Tout cela est bien beau et bien réel, mais qu’est-ce qu’on va faire et qu’est-ce qu’on doit faire de tout cela ?
Personnellement, si vous me demandez mon avis, je vais vous répondre qu’on doit tout d’abord arrêter, tout de suite, de râler et de railler contre cet arbitre « pourri », cette FIFA « corrompue » et cette histoire de penalty(s) non sifflé(s). Même cette blague pas très rigolote de cet humoriste Franco-Marocain ou Maroco-Français, on ne sait plus et lui non plus, qu’on aimait tant, ne doit pas nous gâcher notre plaisir.
Tout cela fait peut-être mal, mais ce qui est fait est fait. Parce que notre révolte et notre déception ne vont rien changer. Alors, nous devons continuer sur notre lancée, continuer de leur prouver que si nous, nous avons gagné pour nous, mais aussi pour les autres comme nous, ce n’est pas un hasard. Il ne faut pas que nous tombions dans leurs tentatives de nous faire douter de nos propres grandes capacités. Au contraire, nous devons leur montrer que ces victoires , nous allons les capitaliser et les transformer en des victoires encore plus grandes, encore plus surprenantes, encore plus déstabilisantes.

De grâce, ne perdons pas les acquis de ces merveilleuses performances et ne nous limitons pas à ces beaux discours d’auto-satisfaction et d’auto-adoration. C’est flatteur, mais c’est aussi, à terme, démobilisateur.
Dans ma chronique précédente, j’avais rappelé que les joueurs de Walid Regragui n’étaient pas les premiers à nous avoir fait vivre des rêves éveillés et à nous avoir fait monter au firmament de l’univers. D’autres sportifs et d’autres athlètes l’ont fait avant eux, dont, par exemple, le Gigantissime Said Aouita. Qui ne se rappelle pas de ces victoires à répétition et de ces records qu’il faisait tomber à la pelle, à notre grand bonheur, et au grand dam des super recordmen mondiaux de l’époque et de leurs pays prétendument invincibles.

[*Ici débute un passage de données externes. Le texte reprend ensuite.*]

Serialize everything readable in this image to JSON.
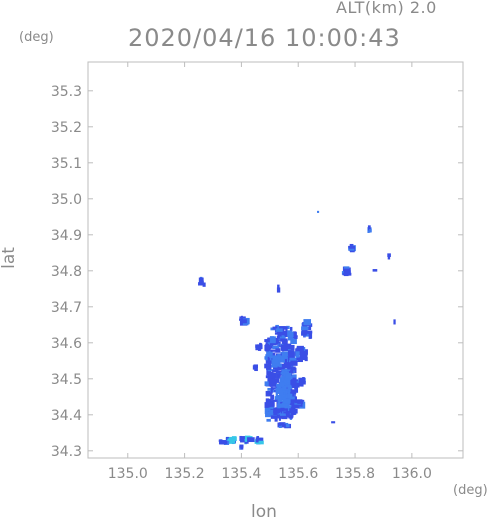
{
  "header": {
    "altitude": "ALT(km) 2.0",
    "timestamp": "2020/04/16 10:00:43"
  },
  "units": {
    "y": "(deg)",
    "x": "(deg)"
  },
  "colors": {
    "axis": "#bdbdbd",
    "text": "#8a8a8a",
    "echo_weak": "#3a4ee6",
    "echo_mid": "#3f7df0",
    "echo_strong": "#36c6e8"
  },
  "chart_data": {
    "type": "heatmap",
    "title": "2020/04/16 10:00:43",
    "subtitle": "ALT(km) 2.0",
    "xlabel": "lon",
    "ylabel": "lat",
    "xlim": [
      134.86,
      136.18
    ],
    "ylim": [
      34.28,
      35.38
    ],
    "xticks": [
      135.0,
      135.2,
      135.4,
      135.6,
      135.8,
      136.0
    ],
    "yticks": [
      34.3,
      34.4,
      34.5,
      34.6,
      34.7,
      34.8,
      34.9,
      35.0,
      35.1,
      35.2,
      35.3
    ],
    "grid": false,
    "echoes": [
      {
        "lon": 135.54,
        "lat": 34.5,
        "w": 0.12,
        "h": 0.24,
        "level": 1
      },
      {
        "lon": 135.55,
        "lat": 34.47,
        "w": 0.06,
        "h": 0.12,
        "level": 2
      },
      {
        "lon": 135.53,
        "lat": 34.55,
        "w": 0.05,
        "h": 0.04,
        "level": 2
      },
      {
        "lon": 135.55,
        "lat": 34.63,
        "w": 0.1,
        "h": 0.04,
        "level": 1
      },
      {
        "lon": 135.63,
        "lat": 34.64,
        "w": 0.04,
        "h": 0.06,
        "level": 1
      },
      {
        "lon": 135.61,
        "lat": 34.57,
        "w": 0.05,
        "h": 0.05,
        "level": 1
      },
      {
        "lon": 135.6,
        "lat": 34.49,
        "w": 0.06,
        "h": 0.03,
        "level": 1
      },
      {
        "lon": 135.6,
        "lat": 34.43,
        "w": 0.05,
        "h": 0.03,
        "level": 1
      },
      {
        "lon": 135.41,
        "lat": 34.66,
        "w": 0.04,
        "h": 0.03,
        "level": 1
      },
      {
        "lon": 135.46,
        "lat": 34.59,
        "w": 0.03,
        "h": 0.03,
        "level": 1
      },
      {
        "lon": 135.45,
        "lat": 34.53,
        "w": 0.02,
        "h": 0.02,
        "level": 1
      },
      {
        "lon": 135.55,
        "lat": 34.41,
        "w": 0.1,
        "h": 0.025,
        "level": 1
      },
      {
        "lon": 135.55,
        "lat": 34.37,
        "w": 0.05,
        "h": 0.02,
        "level": 1
      },
      {
        "lon": 135.41,
        "lat": 34.33,
        "w": 0.16,
        "h": 0.025,
        "level": 3
      },
      {
        "lon": 135.35,
        "lat": 34.325,
        "w": 0.06,
        "h": 0.02,
        "level": 1
      },
      {
        "lon": 135.4,
        "lat": 34.31,
        "w": 0.03,
        "h": 0.015,
        "level": 1
      },
      {
        "lon": 135.26,
        "lat": 34.77,
        "w": 0.03,
        "h": 0.03,
        "level": 1
      },
      {
        "lon": 135.72,
        "lat": 34.38,
        "w": 0.02,
        "h": 0.01,
        "level": 1
      },
      {
        "lon": 135.67,
        "lat": 34.96,
        "w": 0.01,
        "h": 0.02,
        "level": 1
      },
      {
        "lon": 135.79,
        "lat": 34.86,
        "w": 0.03,
        "h": 0.03,
        "level": 1
      },
      {
        "lon": 135.85,
        "lat": 34.92,
        "w": 0.02,
        "h": 0.03,
        "level": 1
      },
      {
        "lon": 135.77,
        "lat": 34.8,
        "w": 0.04,
        "h": 0.03,
        "level": 1
      },
      {
        "lon": 135.87,
        "lat": 34.8,
        "w": 0.02,
        "h": 0.01,
        "level": 1
      },
      {
        "lon": 135.92,
        "lat": 34.84,
        "w": 0.015,
        "h": 0.02,
        "level": 1
      },
      {
        "lon": 135.94,
        "lat": 34.66,
        "w": 0.01,
        "h": 0.02,
        "level": 1
      },
      {
        "lon": 135.53,
        "lat": 34.75,
        "w": 0.01,
        "h": 0.03,
        "level": 1
      }
    ]
  }
}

Oui, mais qu’est-ce qu’on a fait de tout cela, et tiens, qu’est-ce qu’on a fait du Géant Aouita ? Certes, il est et il restera une légende, mais, hélas, on ne fait pas l’histoire avec des légendes ni avec des victoires, mais avec une capitalisation de ces légendes et de ces victoires.
L’histoire nous donne les moyens de la faire avancer, mais si nous ne le faisons pas bien et à temps, elle recule de nouveau.

Anthropologues, sociologues, intellectuels, politiciens, je crois vous avez du travail pour au moins un siècle.
Quant à moi, je vous souhaite un très bon week-end avec de très bons matchs, et je vous dis à la semaine prochaine pour un autre vendredi, tout est dit.